La sala de reuniones del edificio Hoover era pequeña y carecía de ventanas. Paul Fisher estaba allí, junto con el SEF, Fred Massey, que se hallaba sentado a la cabecera de la mesa, con un bolígrafo entre los dedos y la vista clavada en ella. Reconoció a los demás presentes: un abogado del FBI y un investigador jefe de la ORP.
– Tome asiento, agente Reynolds -indicó Massey con firmeza.

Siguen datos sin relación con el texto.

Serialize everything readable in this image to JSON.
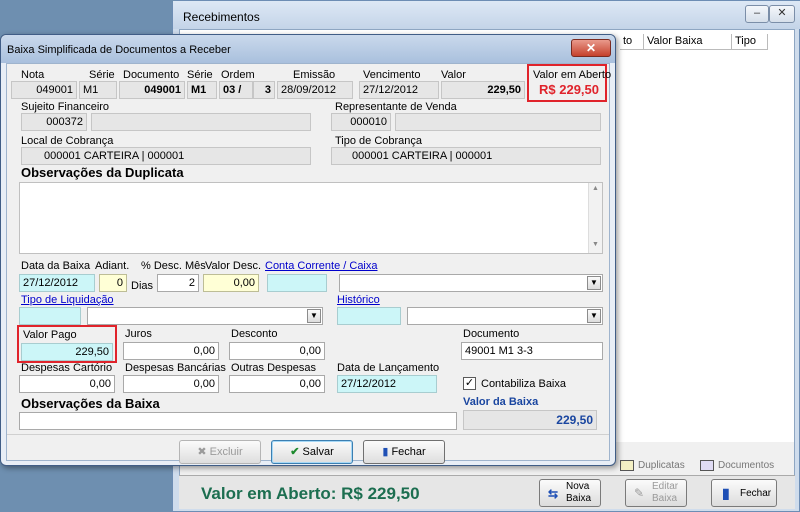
{
  "bg_window": {
    "title": "Recebimentos",
    "min_label": "–",
    "close_label": "✕",
    "grid_headers": [
      "Valor Baixa",
      "Tipo"
    ],
    "grid_partial_header": "to",
    "legend": [
      "Duplicatas",
      "Documentos"
    ],
    "open_value_text": "Valor em Aberto: R$ 229,50",
    "buttons": {
      "nova_baixa": "Nova Baixa",
      "editar_baixa": "Editar Baixa",
      "fechar": "Fechar"
    }
  },
  "dialog": {
    "title": "Baixa Simplificada de Documentos a Receber",
    "close_label": "✕",
    "header": {
      "labels": {
        "nota": "Nota",
        "serie": "Série",
        "documento": "Documento",
        "serie2": "Série",
        "ordem": "Ordem",
        "emissao": "Emissão",
        "vencimento": "Vencimento",
        "valor": "Valor",
        "valor_aberto": "Valor em Aberto"
      },
      "values": {
        "nota": "049001",
        "serie": "M1",
        "documento": "049001",
        "serie2": "M1",
        "ordem": "03 /",
        "ordem_total": "3",
        "emissao": "28/09/2012",
        "vencimento": "27/12/2012",
        "valor": "229,50",
        "valor_aberto": "R$ 229,50"
      }
    },
    "sujeito": {
      "label": "Sujeito Financeiro",
      "code": "000372",
      "name": ""
    },
    "representante": {
      "label": "Representante de Venda",
      "code": "000010",
      "name": ""
    },
    "local_cobranca": {
      "label": "Local de Cobrança",
      "value": "000001   CARTEIRA            | 000001"
    },
    "tipo_cobranca": {
      "label": "Tipo de Cobrança",
      "value": "000001   CARTEIRA            | 000001"
    },
    "obs_duplicata_title": "Observações da Duplicata",
    "baixa": {
      "data_label": "Data da Baixa",
      "data_value": "27/12/2012",
      "adiant_label": "Adiant.",
      "adiant_value": "0",
      "desc_mes_label": "% Desc. Mês",
      "dias_label": "Dias",
      "dias_value": "2",
      "valor_desc_label": "Valor Desc.",
      "valor_desc_value": "0,00",
      "conta_link": "Conta Corrente / Caixa",
      "tipo_liq_link": "Tipo de Liquidação",
      "historico_link": "Histórico"
    },
    "valores": {
      "valor_pago_label": "Valor Pago",
      "valor_pago": "229,50",
      "juros_label": "Juros",
      "juros": "0,00",
      "desconto_label": "Desconto",
      "desconto": "0,00",
      "documento_label": "Documento",
      "documento": "49001 M1  3-3",
      "desp_cartorio_label": "Despesas Cartório",
      "desp_cartorio": "0,00",
      "desp_bancarias_label": "Despesas Bancárias",
      "desp_bancarias": "0,00",
      "outras_label": "Outras Despesas",
      "outras": "0,00",
      "lancamento_label": "Data de Lançamento",
      "lancamento": "27/12/2012",
      "contabiliza_label": "Contabiliza Baixa",
      "contabiliza_checked": true,
      "valor_baixa_label": "Valor da Baixa",
      "valor_baixa": "229,50"
    },
    "obs_baixa_title": "Observações da Baixa",
    "buttons": {
      "excluir": "Excluir",
      "salvar": "Salvar",
      "fechar": "Fechar"
    }
  },
  "colors": {
    "highlight_border": "#e0232b",
    "open_value_text": "#1c6e50",
    "link": "#0000cc",
    "cyan_field": "#ccf6f8",
    "yellow_field": "#ffffd6"
  }
}
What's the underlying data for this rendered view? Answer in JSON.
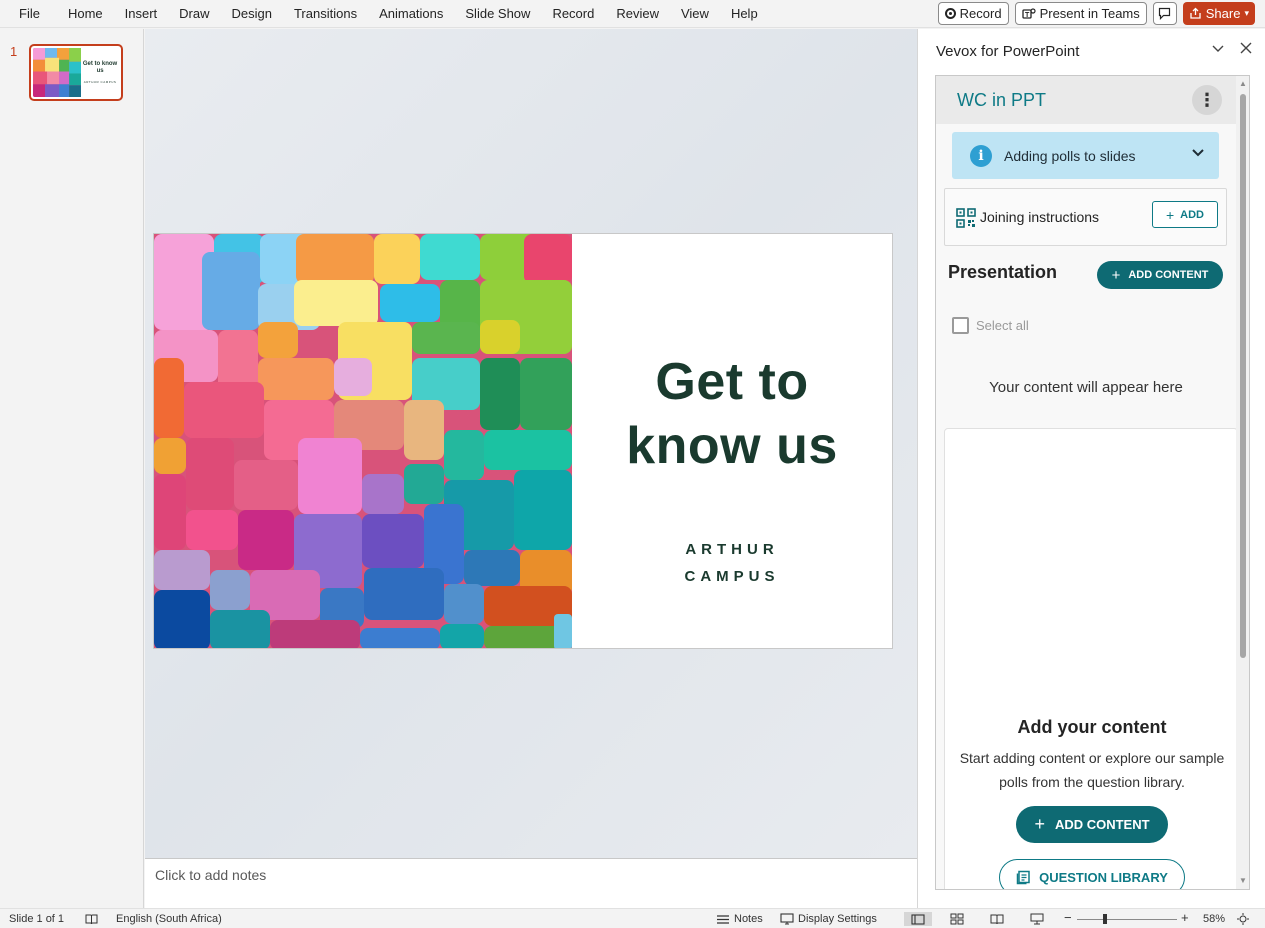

Reynolds se sentó. No era culpable de nada, así que ¿por qué se sentía como Charlie Manson con un cuchillo ensangrentado en el calcetín?
– Tenemos algunos temas que tratar con usted. -Massey señaló con la mirada al abogado del FBI-. Debo advertirle, sin embargo, que tiene derecho a contar con la presencia de un abogado, si así lo desea.
Intentó mostrarse sorprendida pero le costó, sobre todo por la llamada de Joyce Bennett que acababa de recibir. Sin duda, estaba convencida de que su reacción forzada no hacía más que aumentar su culpabilidad a los ojos de los demás. Le pareció curioso que Bennett la hubiese telefoneado justo antes. Aunque no creía demasiado en las conspiraciones, de repente empezó a contemplar esa posibilidad.
– ¿Y por qué iba a necesitar un abogado?
Massey miró a Fisher, quien se volvió hacia Reynolds. -Hemos recibido una llamada telefónica del abogado que representa a tu esposo en el divorcio.